2. Domestic supply is larger, at the level C.
3. Import falls to CD from AB.
4. Buyer’s loss: they pay higher Prices.
5. Sellers gain: they obtain higher prices.
6. The government obtains tariff revenue.
_____________________________________
QUOTAS
(Often
combined with tariff) A quota is the stipulation of a maximum quantity on a
particular good, above which no more of that good can be imported into the
country.
For
the purpose of comparison with tariffs we are going to impose a particular
quota. Recall that the amount imported after the tariff t, was CD. Let us
choose precisely this quota.
EFFECTS:
1.
The equilibrium domestic price is the same as with the tariff.
2.
The domestic production levels are the same as well,
and so is the amount of imports.
____________________________________
COMPARING TARIFF
AND QUOTA
EFFECTS:
1. Tariffs and quotas are equivalent in this
example.
2. Except that they allocate purchasing
power
differently to the buyers and the Government.
______________________________________
After conducting a detail study over import
substitution and export promotion, we are able to conclude that the development
of any economy depends on the utilization of both foreign and local resources.

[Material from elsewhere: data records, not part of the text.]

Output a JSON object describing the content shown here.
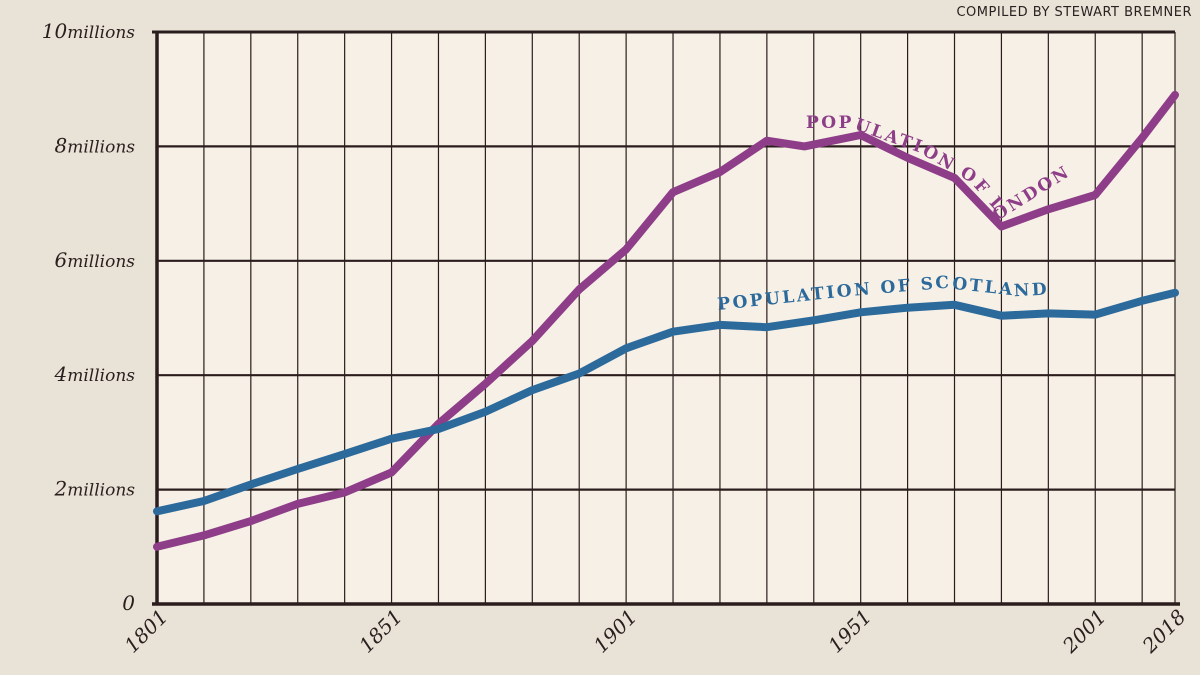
{
  "credit": "COMPILED BY STEWART BREMNER",
  "colors": {
    "background": "#e9e2d6",
    "plot_area": "#f6f0e6",
    "grid": "#2b1d1d",
    "london": "#8e3d88",
    "scotland": "#2c6a9c"
  },
  "chart_data": {
    "type": "line",
    "x_ticks": [
      {
        "value": 1801,
        "label": "1801"
      },
      {
        "value": 1851,
        "label": "1851"
      },
      {
        "value": 1901,
        "label": "1901"
      },
      {
        "value": 1951,
        "label": "1951"
      },
      {
        "value": 2001,
        "label": "2001"
      },
      {
        "value": 2018,
        "label": "2018"
      }
    ],
    "y_ticks": [
      {
        "value": 0,
        "num": "0",
        "unit": ""
      },
      {
        "value": 2,
        "num": "2",
        "unit": "millions"
      },
      {
        "value": 4,
        "num": "4",
        "unit": "millions"
      },
      {
        "value": 6,
        "num": "6",
        "unit": "millions"
      },
      {
        "value": 8,
        "num": "8",
        "unit": "millions"
      },
      {
        "value": 10,
        "num": "10",
        "unit": "millions"
      }
    ],
    "xlim": [
      1801,
      2018
    ],
    "ylim": [
      0,
      10
    ],
    "grid": true,
    "series": [
      {
        "name": "POPULATION OF LONDON",
        "color": "#8e3d88",
        "x": [
          1801,
          1811,
          1821,
          1831,
          1841,
          1851,
          1861,
          1871,
          1881,
          1891,
          1901,
          1911,
          1921,
          1931,
          1939,
          1951,
          1961,
          1971,
          1981,
          1991,
          2001,
          2011,
          2018
        ],
        "y": [
          1.0,
          1.2,
          1.45,
          1.75,
          1.95,
          2.3,
          3.15,
          3.85,
          4.6,
          5.5,
          6.2,
          7.2,
          7.55,
          8.1,
          8.0,
          8.2,
          7.8,
          7.45,
          6.6,
          6.9,
          7.15,
          8.15,
          8.9
        ]
      },
      {
        "name": "POPULATION OF SCOTLAND",
        "color": "#2c6a9c",
        "x": [
          1801,
          1811,
          1821,
          1831,
          1841,
          1851,
          1861,
          1871,
          1881,
          1891,
          1901,
          1911,
          1921,
          1931,
          1941,
          1951,
          1961,
          1971,
          1981,
          1991,
          2001,
          2011,
          2018
        ],
        "y": [
          1.62,
          1.8,
          2.09,
          2.36,
          2.62,
          2.89,
          3.06,
          3.36,
          3.74,
          4.03,
          4.47,
          4.76,
          4.88,
          4.84,
          4.96,
          5.1,
          5.18,
          5.23,
          5.04,
          5.08,
          5.06,
          5.3,
          5.44
        ]
      }
    ]
  }
}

Import substitution has proved as a successful strategy in past because in
early developing countries, development comes into the picture through
substituting the imported goods by locally produced goods. This strategy was
also followed by the vetos as this is the only way through which the local
industry could grow and prosper. Most of the less-developed countries have
begun developing by an Import Substitution strategy in order to reach a level
at which it can compete with foreign industries in all over the world.
Later on they have followed an outward
oriented strategy, especially countries having a huge internal market. Due to
this reason, Pakistan switched to export promotion strategy in 1970’s. This
Strategy is adopted in order to prepare the “potential” industries for
competition with the foreign rivals.
After working on this area we recommend that
the government should create a mix strategy in order to increase growth and
development of our country.
To increase the production and the quality of
the products they should give incentives in the form of reductions over the
imports of plants, equipments, machinery and other raw materials. In this way,
local market would flourish as the domestic consumers would opt for the
products that are locally produced.
They should focus over export promotion
strategy because this strategy expands trade beyond market-determined limits.
This strategy lumps together under the classification of outward
orientation, in contrast to inward orientation that is
used to describe import substitution strategy.
We should also focus over such trade regime
that encourages foreign direct investments as unfortunately in the recent years
due to economic instability we had lost a number of investors which were ready
to invest in some big projects planned by the Govt. of Pakistan.
___________________________________________________________________________
Article dated: August 2009.
Like the article mentioned that for every economy to grow, imports are to minimized and exports are to be encouraged. These two things are possible through government subsidies and continuous advancement in production technologies.
ReplyDeleteImport Export Business
Thank you for your thoughts. In a country like Pakistan, Govt. subsidies are not encouraged. The Govt. has imposed various taxes and laid off the subsidies in order to maximize the Govt. revenue. What I have suggested that currently Pakistan needs to balance out its trade regime in a way that it should not just focus over increasing exports. It should also focus over reducing and imports and also to put import substitution in practices for it's domestic industry to grow until it can compete in the international market.